Das Risiko der E-Zigaretten

Das sogenannte Dampfen galt bisher als gute Alternative zum Rauchen von Zigaretten und als Unterstützung, um mit dem Rauchen aufzuhören. In jüngster Zeit tauchten allerdings merkwürdige Lungenerkrankungen auf, die mit den E-Zigaretten in Verbindung gebracht wurden. Was hat es mit “Vaping Illness”auf sich?

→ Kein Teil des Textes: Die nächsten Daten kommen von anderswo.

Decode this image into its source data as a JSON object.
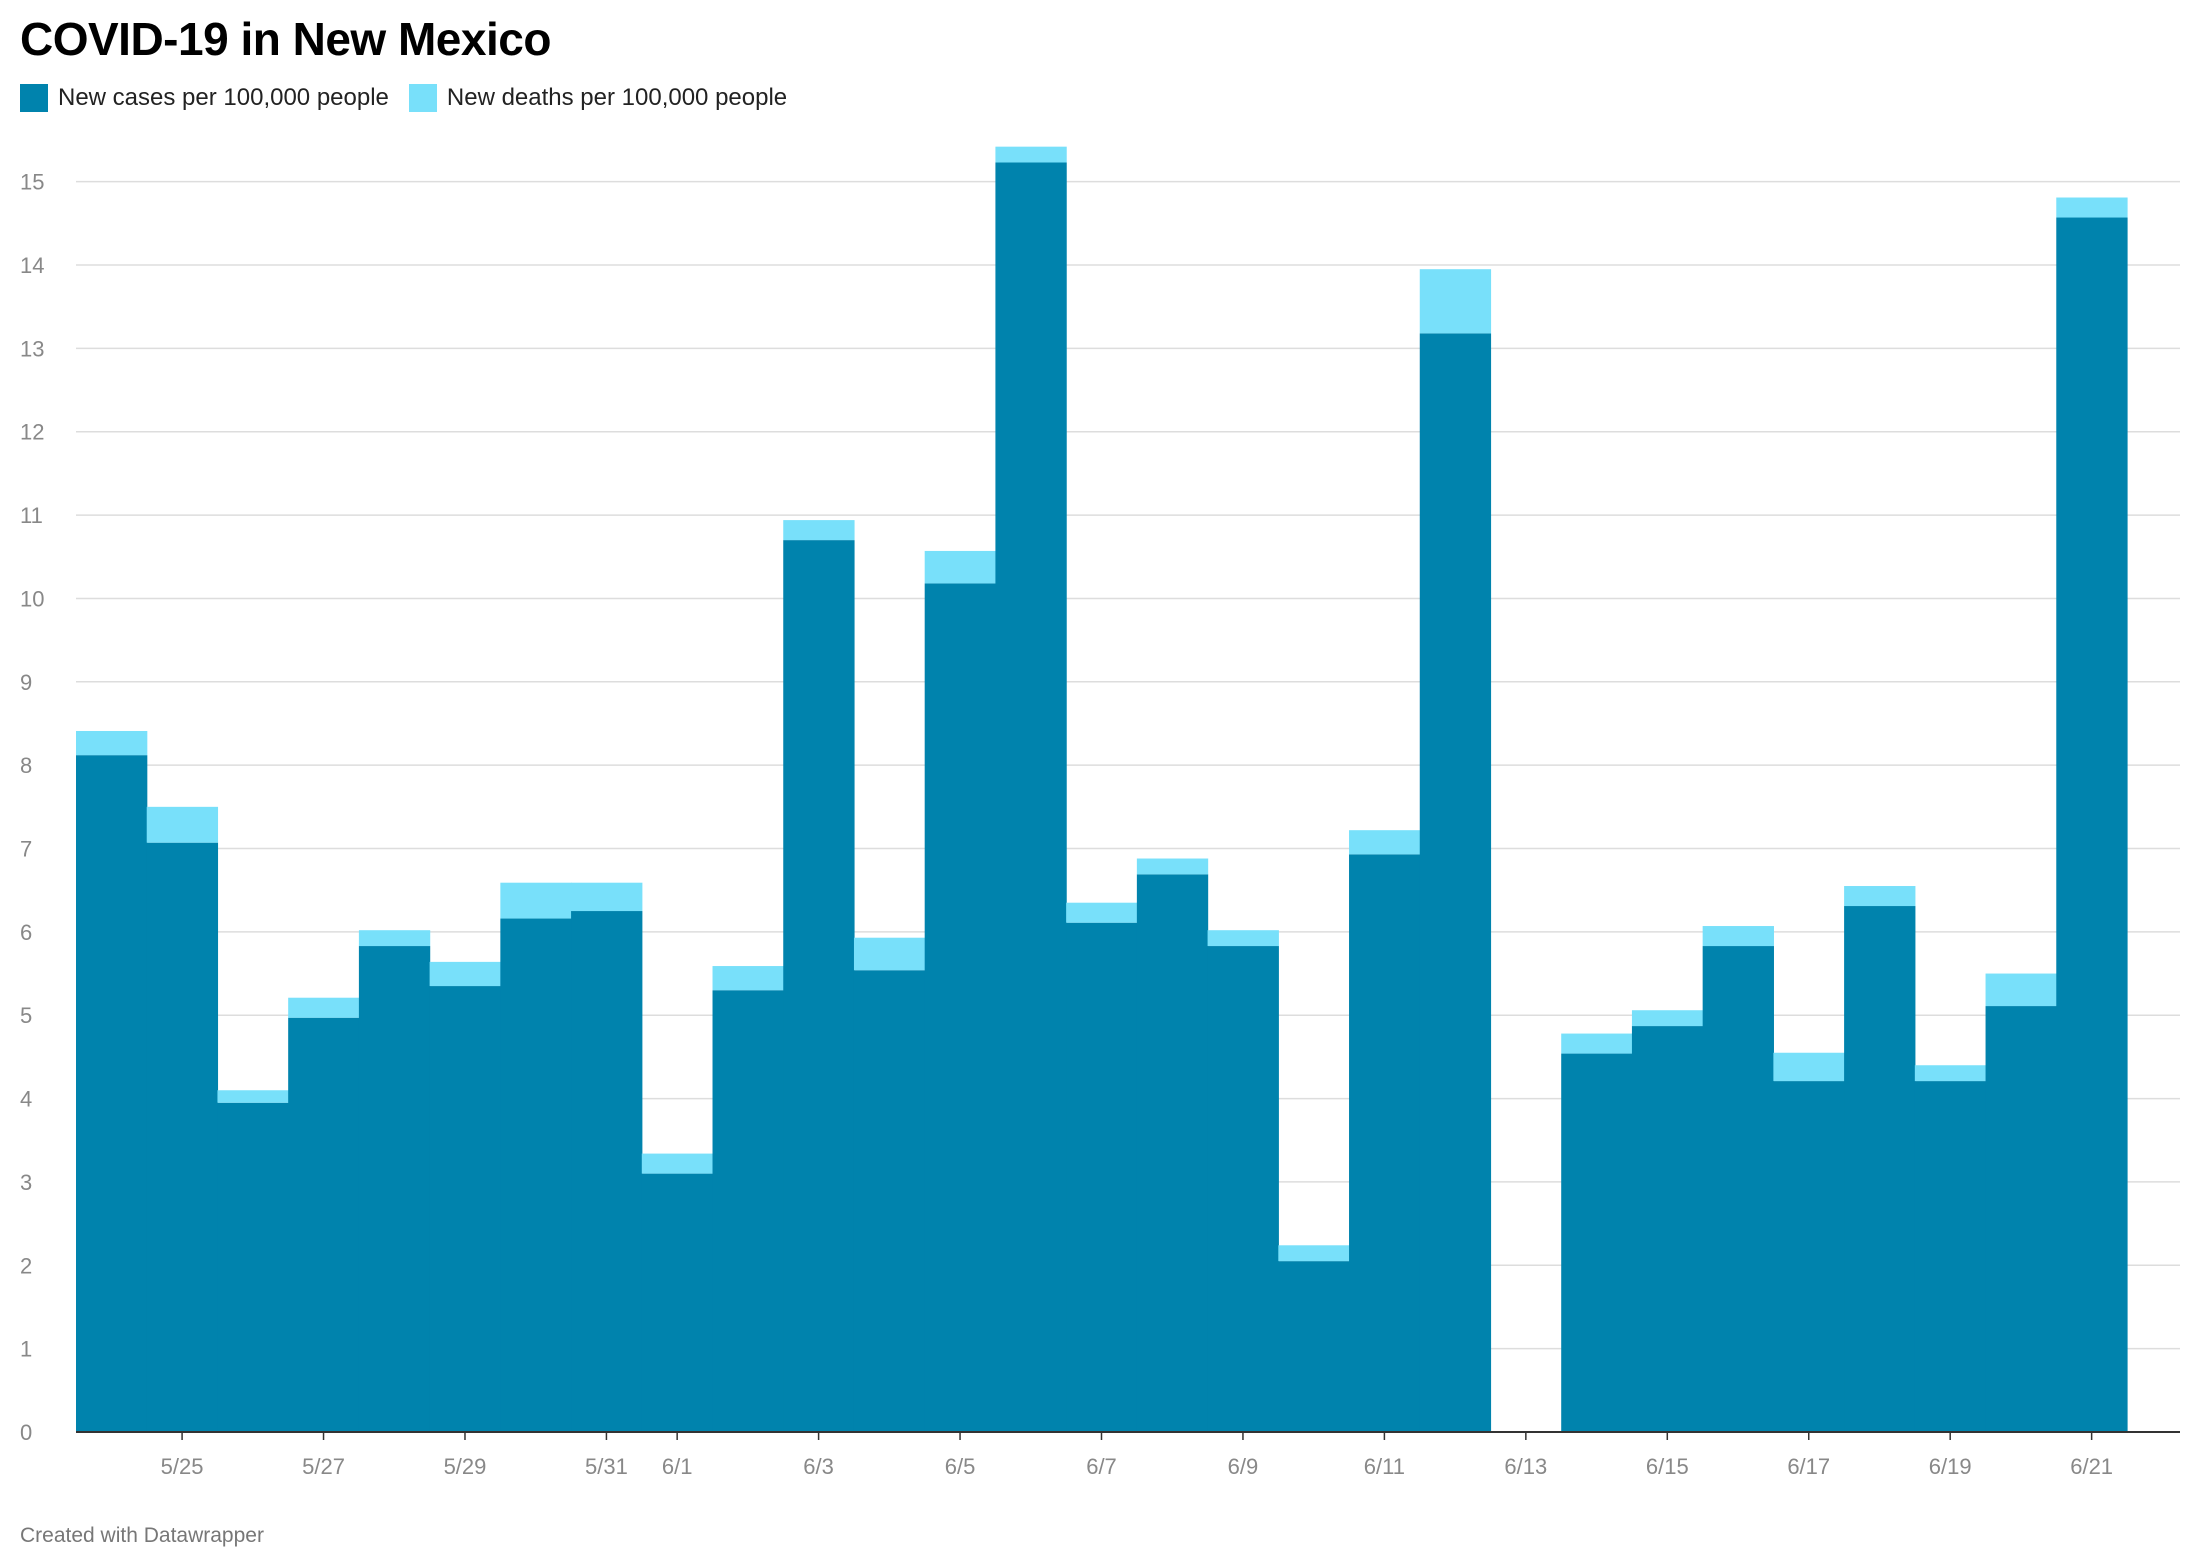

Zahl der Erkrankten durch E-Zigaretten in USA gestiegen

Die Zahl der Erkrankten ist inzwischen auf etwas 2.668 Menschen aus den USA angestiegen. 60 Personen starben bisher. Bezüglich der Ursachen tappen die Wissenschaftler noch im Dunkeln. Um andere Menschen zu schützen, wäre eine schnelle Aufklärung aber erforderlich. Das Dampfen boomt und deshalb entwickelt sich die Situation unglaublich schnell. Erkenntnisse von heute können morgen schon wieder überholt sein.

Es gab eine Veröffentlichung im „New England Journal of Medicine“ im Oktober 2019. Dort wird nach den Ursachen gefragt. Es gab bisher keine vergleichbare Studie. Die Untersuchung bezieht sich auf das Lungengewebe erkrankter Personen und bisher steht fest, das beim Großteil der Personen THC (aktiver Bestandteil Marihuanas) und andere ölige Substanzen im Tank der E-Zigarette waren.

Machen die Öle krank?

Bei Lipidpneumonie handelt es sich um eine Krankheit, die durch Öle in der Lunge verursacht wird. Erkennbar ist sie, wenn Lipide (Fettmoleküle) in der Lunge zu finden sind. Makrophagen sind Lungenzellen, die dafür zuständig sind, Fremdkörper und Abfallstoffe aufzunehmen. Das Forscherteam entnahm 17 Proben, konnte aber keine Fettmoleküle entdecken. Was aber zu finden war, waren toxische Chemikalien, die für die Entzündungen und Lungenschäden verantwortlich sein können.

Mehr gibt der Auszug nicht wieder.